It's amazing how many thoughts can run through one's head on the day of surgery. Yes, today is the day and, quite frankly, I am scared. I can tell myself all day that it's a simple surgery and that I have a good doctor but that doesn't seem to make me feel any better.
The problem with being a nurse is that you know too much. You know what can go wrong, even under the best of circumstances. My mind keeps circling around the fact that I'm not just scared, I am terrified. I have so much still left to be done and I am scared that I will lose that today.
I will admit, I am anxious in even the best of times, worried when things are going well that somehow I will jinx it and it will all go to Hell in a hand basket (sidenote: what the heck does that even mean?! I must google it!). I spend so much time worrying that I am not able to enjoy and be happy a lot of the time. I'm working on that but it's so so hard to live in the moment and not worry about the what ifs when some of those what ifs have already happened in life.
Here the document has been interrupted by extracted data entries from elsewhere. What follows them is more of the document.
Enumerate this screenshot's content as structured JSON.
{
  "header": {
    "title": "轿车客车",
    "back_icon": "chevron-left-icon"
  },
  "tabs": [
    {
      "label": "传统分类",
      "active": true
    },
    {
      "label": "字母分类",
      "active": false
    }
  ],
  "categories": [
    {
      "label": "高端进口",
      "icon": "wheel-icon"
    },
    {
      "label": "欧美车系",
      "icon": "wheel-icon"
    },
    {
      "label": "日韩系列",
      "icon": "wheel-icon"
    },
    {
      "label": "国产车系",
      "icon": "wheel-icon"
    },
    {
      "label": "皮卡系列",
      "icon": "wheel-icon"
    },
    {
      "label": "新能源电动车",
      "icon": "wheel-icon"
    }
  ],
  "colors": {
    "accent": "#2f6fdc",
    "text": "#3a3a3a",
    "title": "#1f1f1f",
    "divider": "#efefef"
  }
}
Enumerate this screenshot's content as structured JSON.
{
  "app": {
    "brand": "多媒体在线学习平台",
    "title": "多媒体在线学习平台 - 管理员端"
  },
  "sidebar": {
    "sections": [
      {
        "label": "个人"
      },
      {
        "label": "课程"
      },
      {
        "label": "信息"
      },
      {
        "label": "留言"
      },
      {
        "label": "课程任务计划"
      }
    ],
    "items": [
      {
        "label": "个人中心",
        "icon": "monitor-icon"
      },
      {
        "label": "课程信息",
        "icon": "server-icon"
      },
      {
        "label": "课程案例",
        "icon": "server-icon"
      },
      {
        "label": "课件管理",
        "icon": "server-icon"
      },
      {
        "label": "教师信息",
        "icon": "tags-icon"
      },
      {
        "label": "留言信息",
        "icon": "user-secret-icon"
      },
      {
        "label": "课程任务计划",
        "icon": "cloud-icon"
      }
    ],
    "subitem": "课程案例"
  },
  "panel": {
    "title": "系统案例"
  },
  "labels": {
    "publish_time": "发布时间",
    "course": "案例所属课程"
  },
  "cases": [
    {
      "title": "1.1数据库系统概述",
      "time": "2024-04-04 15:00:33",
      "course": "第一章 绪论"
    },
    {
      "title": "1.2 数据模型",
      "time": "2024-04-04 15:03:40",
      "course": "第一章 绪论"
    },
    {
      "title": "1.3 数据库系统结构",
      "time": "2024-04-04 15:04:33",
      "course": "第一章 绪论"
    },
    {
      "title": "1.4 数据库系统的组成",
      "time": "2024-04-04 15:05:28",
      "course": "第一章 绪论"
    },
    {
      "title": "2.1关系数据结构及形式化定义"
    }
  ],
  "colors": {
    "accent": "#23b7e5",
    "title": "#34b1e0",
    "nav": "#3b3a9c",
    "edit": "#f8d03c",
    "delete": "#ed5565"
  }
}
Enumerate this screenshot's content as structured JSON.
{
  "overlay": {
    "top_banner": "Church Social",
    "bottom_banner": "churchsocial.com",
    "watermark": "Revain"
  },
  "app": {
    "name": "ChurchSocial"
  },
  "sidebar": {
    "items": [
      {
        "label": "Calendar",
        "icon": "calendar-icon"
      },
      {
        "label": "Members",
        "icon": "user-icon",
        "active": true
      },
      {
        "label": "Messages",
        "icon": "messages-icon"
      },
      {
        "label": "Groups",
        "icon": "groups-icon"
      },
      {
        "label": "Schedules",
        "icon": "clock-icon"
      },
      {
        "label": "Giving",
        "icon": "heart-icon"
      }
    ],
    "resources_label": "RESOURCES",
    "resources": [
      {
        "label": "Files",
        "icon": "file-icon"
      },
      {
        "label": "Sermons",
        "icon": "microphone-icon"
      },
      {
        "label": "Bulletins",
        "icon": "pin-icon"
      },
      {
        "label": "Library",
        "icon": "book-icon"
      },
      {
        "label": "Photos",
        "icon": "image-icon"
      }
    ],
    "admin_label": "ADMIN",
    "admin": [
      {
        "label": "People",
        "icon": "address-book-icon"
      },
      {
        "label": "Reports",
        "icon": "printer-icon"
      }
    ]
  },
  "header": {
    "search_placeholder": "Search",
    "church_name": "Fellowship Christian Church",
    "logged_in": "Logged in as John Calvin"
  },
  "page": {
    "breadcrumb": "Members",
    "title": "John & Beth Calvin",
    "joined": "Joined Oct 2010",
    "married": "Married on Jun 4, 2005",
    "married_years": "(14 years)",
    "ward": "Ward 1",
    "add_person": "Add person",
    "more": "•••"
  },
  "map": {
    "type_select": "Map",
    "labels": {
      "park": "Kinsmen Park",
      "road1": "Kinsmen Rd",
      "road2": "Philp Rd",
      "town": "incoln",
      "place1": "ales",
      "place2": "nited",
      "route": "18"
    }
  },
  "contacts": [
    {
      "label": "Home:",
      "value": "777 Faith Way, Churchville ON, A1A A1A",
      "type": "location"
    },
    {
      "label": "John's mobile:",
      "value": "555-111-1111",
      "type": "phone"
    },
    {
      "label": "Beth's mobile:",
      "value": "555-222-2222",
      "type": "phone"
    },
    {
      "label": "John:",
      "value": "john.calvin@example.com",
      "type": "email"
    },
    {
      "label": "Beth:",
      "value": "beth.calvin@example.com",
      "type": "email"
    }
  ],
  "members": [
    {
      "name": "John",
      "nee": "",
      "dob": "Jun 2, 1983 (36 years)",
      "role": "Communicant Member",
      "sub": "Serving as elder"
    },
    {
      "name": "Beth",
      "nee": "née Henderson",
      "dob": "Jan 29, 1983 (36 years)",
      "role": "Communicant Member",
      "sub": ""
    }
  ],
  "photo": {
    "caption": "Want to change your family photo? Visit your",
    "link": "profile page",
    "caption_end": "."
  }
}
Anyway, here is the message I would like to convey today: Don't let your lives be ruled by the what ifs. It is exhausting, to say the least. Plan for the future, but enjoy the moment. Let the people you love know it! Be kinder, gentler, and more forgiving. Let go of the things that hurt or anger you. In the end, you won't regret doing any of those things but you may regret it if you don't do them.
p.s. Going to Hell in a handbasket: to be rapidly deteriorating - on course for disaster.